場合によっては、確かにエージェントの役割が小さいこともあります。一方、エージェントがいなかったら絶対に実現しなかったと断言できるような話があることも事実です。
たとえば前者の例ですが、書類選考や面接の通過率も高く、エージェントには求人案件の紹介だけを求めている人などがそのよい例です。こうした人物の場合、転職活動の成功は全て自分の成果であるという強い自負を持っています。エージェントを活用して積極的に情報収集をし、セカンドオピニオンを聞こうとする姿勢もありません。このような場合はエージェントもあまり役にはたてないかもしれません。ただこうした人物が多いかというと、実はほんの一握りだと思います。大半の人は能力や経験のレベルに関わらず、人の意見に耳を傾け、新たな気づきを得たいと思っていることが多く、エージェントにもそれなりの役割が生まれています。

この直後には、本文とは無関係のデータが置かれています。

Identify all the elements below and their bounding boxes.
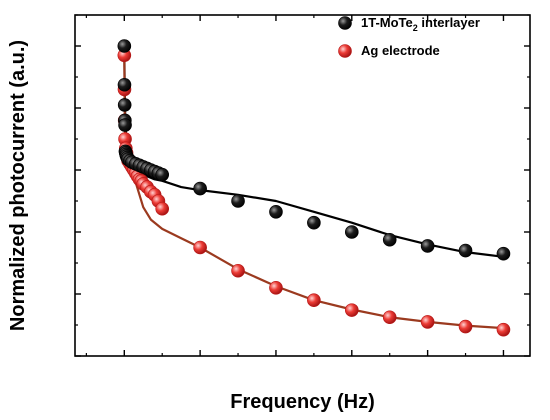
data-point-series-0	[420, 239, 435, 253]
data-point-series-0	[118, 118, 132, 132]
legend: 1T-MoTe2 interlayer Ag electrode	[338, 15, 480, 58]
legend-marker-series-0	[338, 16, 352, 30]
plot-area	[117, 39, 511, 337]
data-point-series-0	[117, 98, 132, 112]
data-point-series-1	[458, 319, 473, 334]
data-point-series-0	[458, 243, 473, 258]
data-point-series-0	[231, 194, 245, 208]
legend-label-series-0: 1T-MoTe2 interlayer	[361, 15, 480, 33]
data-point-series-1	[231, 263, 245, 278]
data-point-series-1	[155, 201, 170, 216]
data-point-series-1	[307, 293, 321, 308]
data-point-series-1	[344, 303, 359, 317]
data-point-series-1	[420, 315, 435, 329]
data-point-series-1	[193, 240, 207, 255]
data-point-series-0	[117, 39, 132, 53]
data-point-series-0	[344, 225, 359, 239]
fit-curve-series-1	[123, 55, 504, 330]
x-axis-title: Frequency (Hz)	[230, 391, 374, 413]
y-axis-title: Normalized photocurrent (a.u.)	[7, 40, 29, 331]
data-point-series-0	[193, 181, 207, 196]
data-point-series-1	[269, 280, 283, 295]
data-point-series-0	[269, 205, 283, 219]
data-point-series-0	[307, 215, 321, 230]
data-point-series-1	[382, 310, 397, 325]
data-point-series-0	[496, 246, 511, 261]
data-point-series-0	[382, 232, 397, 247]
data-point-series-1	[496, 322, 511, 337]
data-point-series-0	[117, 77, 132, 92]
data-point-series-0	[155, 167, 170, 182]
axes	[74, 14, 531, 357]
legend-marker-series-1	[338, 44, 352, 58]
legend-label-series-1: Ag electrode	[361, 43, 440, 58]
plot-frame	[74, 14, 531, 357]
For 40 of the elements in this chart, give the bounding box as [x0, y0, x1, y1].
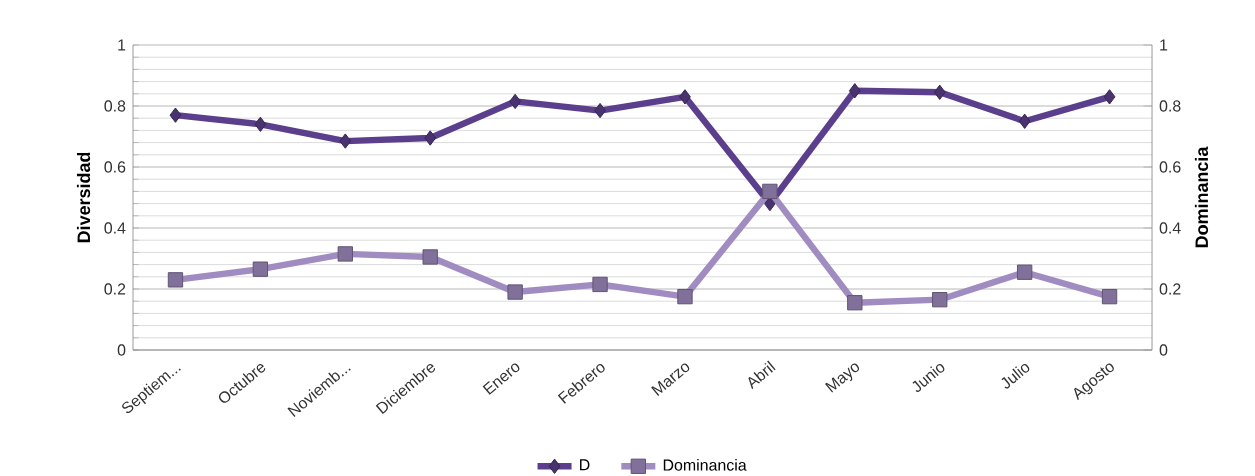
- legend-label: Dominancia: [663, 459, 747, 471]
- point: [1018, 113, 1031, 129]
- point: [933, 84, 946, 100]
- y-tick-label: 0.8: [104, 100, 126, 112]
- y2-tick-label: 0.8: [1159, 100, 1181, 112]
- point: [677, 288, 693, 305]
- point: [424, 130, 437, 146]
- y-tick-label: 0.4: [104, 222, 126, 234]
- x-tick-label: Julio: [1001, 364, 1030, 389]
- point: [337, 246, 353, 262]
- point: [679, 89, 691, 105]
- point: [422, 249, 438, 265]
- legend-label: D: [580, 459, 590, 471]
- y-tick-label: 1: [118, 39, 126, 51]
- y-tick-label: 0: [117, 344, 126, 356]
- point: [252, 261, 269, 277]
- point: [594, 102, 606, 119]
- y2-tick-label: 0: [1159, 344, 1168, 356]
- point: [592, 276, 608, 293]
- y2-tick-label: 0.2: [1159, 283, 1181, 295]
- point: [254, 116, 267, 132]
- y2-tick-label: 0.6: [1159, 161, 1181, 173]
- y2-tick-label: 0.4: [1159, 222, 1181, 234]
- point: [1016, 264, 1033, 280]
- y-tick-label: 0.6: [104, 161, 126, 173]
- point: [1101, 288, 1118, 305]
- point: [762, 183, 778, 200]
- point: [169, 107, 182, 123]
- point: [1103, 89, 1116, 105]
- point: [509, 93, 522, 110]
- point: [848, 83, 861, 99]
- y2-tick-label: 1: [1160, 39, 1168, 51]
- point: [932, 292, 948, 308]
- point: [507, 284, 523, 300]
- y2-axis-title: Dominancia: [1194, 146, 1209, 248]
- point: [339, 133, 352, 149]
- point: [847, 295, 863, 311]
- y-tick-label: 0.2: [104, 283, 126, 295]
- point: [167, 272, 184, 288]
- y-axis-title: Diversidad: [76, 152, 91, 243]
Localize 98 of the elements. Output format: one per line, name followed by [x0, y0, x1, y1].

次にエージェントの役割が大きい場合を考えてみましょう。たとえば望む成果が出ていないケース。書類選考に落ち続け、面接も通過できない状況を想像して下さい。そうした場合、早々に何か対策を打つ必要があり、エージェントの腕が試されます。募集背景を深く掘り下げてヒアリングをし、前任者や面接官情報を詳しく調べることも効果があります。過去の成功例、失敗例などの情報も、面接対策にはとても有効です。またエージェントは、選考過程で他の対抗馬となる候補者の情報を仕入れることができる場合もあります。これはエージェントならではのサービスであり、このような有効なサービスの恩恵を過去にうけたことのある方であれば、エージェントの活用法についても前向きな意見を持っていることでしょう。